Situation instable
Deux mois après le tsunami, le risque de nouvelles explosions à Fukushima n’est pas écarté.
dans l’hebdo N° 1153 Acheter ce numéro
Les équipes ne sont pas au bout des mauvaises surprises à mesure qu’elles parviennent à s’approcher des installations endommagées de la centrale de Fukushima, alors que la radioactivité sur le site est en diminution. Ainsi ont-elles découvert une nouvelle fuite dans l’enceinte du réacteur n° 3 [^2], laissant le cœur partiellement hors d’eau. Les réacteurs et piscines de stockage du site sont toujours refroidis par arrosage extérieur. Aucun délai n’est annoncé pour le rétablissement de systèmes de refroidissement en circuit fermé. En raison du ruissellement incessant, il y aurait près de 90 000 tonnes d’eau fortement contaminée sur le site, dont des quantités indéterminées s’écoulent dans le Pacifique. Des prélèvements récents sur la côte révélaient des taux de contamination de l’ordre de 18 000 fois supérieurs à la norme.

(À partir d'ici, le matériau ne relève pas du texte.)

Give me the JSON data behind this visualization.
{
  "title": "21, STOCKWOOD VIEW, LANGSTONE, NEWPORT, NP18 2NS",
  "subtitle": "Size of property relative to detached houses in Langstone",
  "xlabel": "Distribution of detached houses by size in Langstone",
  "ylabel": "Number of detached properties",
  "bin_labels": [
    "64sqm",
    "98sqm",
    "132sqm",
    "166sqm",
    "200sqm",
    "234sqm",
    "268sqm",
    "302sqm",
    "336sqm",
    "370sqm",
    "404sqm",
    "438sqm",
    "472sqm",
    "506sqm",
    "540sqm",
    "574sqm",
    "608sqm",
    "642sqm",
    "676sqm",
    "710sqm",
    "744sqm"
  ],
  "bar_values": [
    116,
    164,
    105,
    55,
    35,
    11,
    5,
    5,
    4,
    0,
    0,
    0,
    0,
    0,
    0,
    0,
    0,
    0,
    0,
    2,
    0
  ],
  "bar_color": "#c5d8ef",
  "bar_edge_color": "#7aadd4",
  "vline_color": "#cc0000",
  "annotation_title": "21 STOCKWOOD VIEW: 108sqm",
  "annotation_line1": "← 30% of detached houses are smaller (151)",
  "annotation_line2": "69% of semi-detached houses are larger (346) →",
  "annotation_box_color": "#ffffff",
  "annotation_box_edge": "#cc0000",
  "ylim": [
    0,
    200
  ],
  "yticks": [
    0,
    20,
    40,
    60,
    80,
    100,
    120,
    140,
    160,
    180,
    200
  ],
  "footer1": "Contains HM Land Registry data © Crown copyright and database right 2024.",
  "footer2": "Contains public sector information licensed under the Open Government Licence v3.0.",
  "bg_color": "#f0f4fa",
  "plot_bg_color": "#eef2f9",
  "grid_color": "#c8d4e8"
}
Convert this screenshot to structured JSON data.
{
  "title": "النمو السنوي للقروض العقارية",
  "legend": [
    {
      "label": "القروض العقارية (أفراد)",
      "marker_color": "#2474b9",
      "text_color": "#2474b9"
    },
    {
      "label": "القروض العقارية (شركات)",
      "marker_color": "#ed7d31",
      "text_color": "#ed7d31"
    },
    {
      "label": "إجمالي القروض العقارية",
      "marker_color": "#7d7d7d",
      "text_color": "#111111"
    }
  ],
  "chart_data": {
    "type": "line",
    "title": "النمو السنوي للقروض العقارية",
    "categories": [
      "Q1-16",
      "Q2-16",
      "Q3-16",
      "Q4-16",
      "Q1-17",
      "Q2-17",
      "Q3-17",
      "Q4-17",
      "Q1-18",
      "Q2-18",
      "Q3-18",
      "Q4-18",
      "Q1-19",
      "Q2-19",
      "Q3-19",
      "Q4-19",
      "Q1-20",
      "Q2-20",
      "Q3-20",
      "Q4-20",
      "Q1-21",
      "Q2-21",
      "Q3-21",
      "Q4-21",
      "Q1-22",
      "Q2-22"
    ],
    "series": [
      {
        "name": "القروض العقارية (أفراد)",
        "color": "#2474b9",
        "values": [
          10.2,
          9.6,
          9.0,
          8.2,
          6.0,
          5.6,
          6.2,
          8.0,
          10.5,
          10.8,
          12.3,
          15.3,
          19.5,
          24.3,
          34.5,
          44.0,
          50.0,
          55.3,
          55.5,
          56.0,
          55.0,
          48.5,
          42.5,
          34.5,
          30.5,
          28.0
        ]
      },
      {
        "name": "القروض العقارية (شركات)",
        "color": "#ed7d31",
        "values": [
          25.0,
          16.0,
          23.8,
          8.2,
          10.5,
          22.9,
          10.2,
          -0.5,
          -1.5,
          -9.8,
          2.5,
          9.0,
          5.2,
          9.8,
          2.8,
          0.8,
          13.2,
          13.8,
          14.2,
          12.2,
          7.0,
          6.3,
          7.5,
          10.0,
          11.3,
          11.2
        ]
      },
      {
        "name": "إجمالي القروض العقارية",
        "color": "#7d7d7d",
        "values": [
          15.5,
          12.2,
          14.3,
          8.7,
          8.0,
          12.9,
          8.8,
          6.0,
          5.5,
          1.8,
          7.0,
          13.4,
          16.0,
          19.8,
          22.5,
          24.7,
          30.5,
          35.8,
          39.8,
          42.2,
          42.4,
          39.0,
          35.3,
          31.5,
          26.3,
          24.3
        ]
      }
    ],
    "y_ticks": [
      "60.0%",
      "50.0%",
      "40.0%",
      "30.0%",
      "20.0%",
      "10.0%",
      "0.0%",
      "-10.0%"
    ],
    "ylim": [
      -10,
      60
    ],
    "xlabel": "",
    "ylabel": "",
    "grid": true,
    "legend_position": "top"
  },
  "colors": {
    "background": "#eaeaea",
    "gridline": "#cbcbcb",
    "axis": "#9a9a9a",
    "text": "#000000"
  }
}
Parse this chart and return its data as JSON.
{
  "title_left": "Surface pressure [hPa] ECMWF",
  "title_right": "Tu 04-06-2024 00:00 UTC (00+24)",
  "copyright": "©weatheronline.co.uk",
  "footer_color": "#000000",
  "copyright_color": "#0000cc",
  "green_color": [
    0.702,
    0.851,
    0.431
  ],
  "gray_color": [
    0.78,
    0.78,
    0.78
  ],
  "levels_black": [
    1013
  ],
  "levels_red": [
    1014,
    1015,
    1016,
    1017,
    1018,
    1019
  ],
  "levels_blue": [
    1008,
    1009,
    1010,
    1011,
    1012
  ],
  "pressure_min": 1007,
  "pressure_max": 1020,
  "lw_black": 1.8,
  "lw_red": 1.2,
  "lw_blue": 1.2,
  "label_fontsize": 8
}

Autre épée de Damoclès au-dessus de la tête de l’opérateur Tepco : de nouvelles explosions possibles dues à l’infiltration d’air dans les réacteurs endommagés. Pour l’éviter, les équipes injectent en permanence de l’azote dans les enceintes.
Il faudra attendre 2012 au moins pour obtenir une évaluation plus précise des dégâts. L’extraction du combustible des quatre réacteurs touchés, partiellement fondu et incrusté dans les structures, pourrait prendre deux décennies, estiment des experts extrapolant la leçon de l’accident de Three Mile Island (1979, États-Unis), où le nettoyage du seul réacteur endommagé avait pris douze ans.
Alors que le séisme et le tsunami du 11 mars ont provoqué 25 000 morts, et que 120 000 personnes sont toujours installées dans des écoles ou des gymnases, le coût de la catastrophe est évalué à quelque 200 milliards d’euros. Sur fond de multiples erreurs et dissimulations, mais aussi de révélations sur les connivences entre industriels, experts et politiques, responsables des négligences coupables qui ont mené à la catastrophe de Fukushima, la contestation du nucléaire grandit au sein d’une opinion publique japonaise jusqu’alors nettement favorable. Revirement d’importance, le gouvernement vient ainsi d’abandonner le plan prévoyant de porter à 50 % la part du nucléaire dans la production nationale d’électricité (qui était de 30 % avant le 11 mars), pour se tourner plus résolument vers les énergies renouvelables.
Dans un geste de contrition pour la gestion très critiquable de la catastrophe, le Premier ministre a annoncé qu’il renonçait à son salaire jusqu’à ce qu’elle ait pris fin. Une autocondamnation à perpétuité ? La contamination de l’environnement, sensible jusqu’à 100 kilomètres du site, perdurera bien au-delà du chantier de liquidation des installations.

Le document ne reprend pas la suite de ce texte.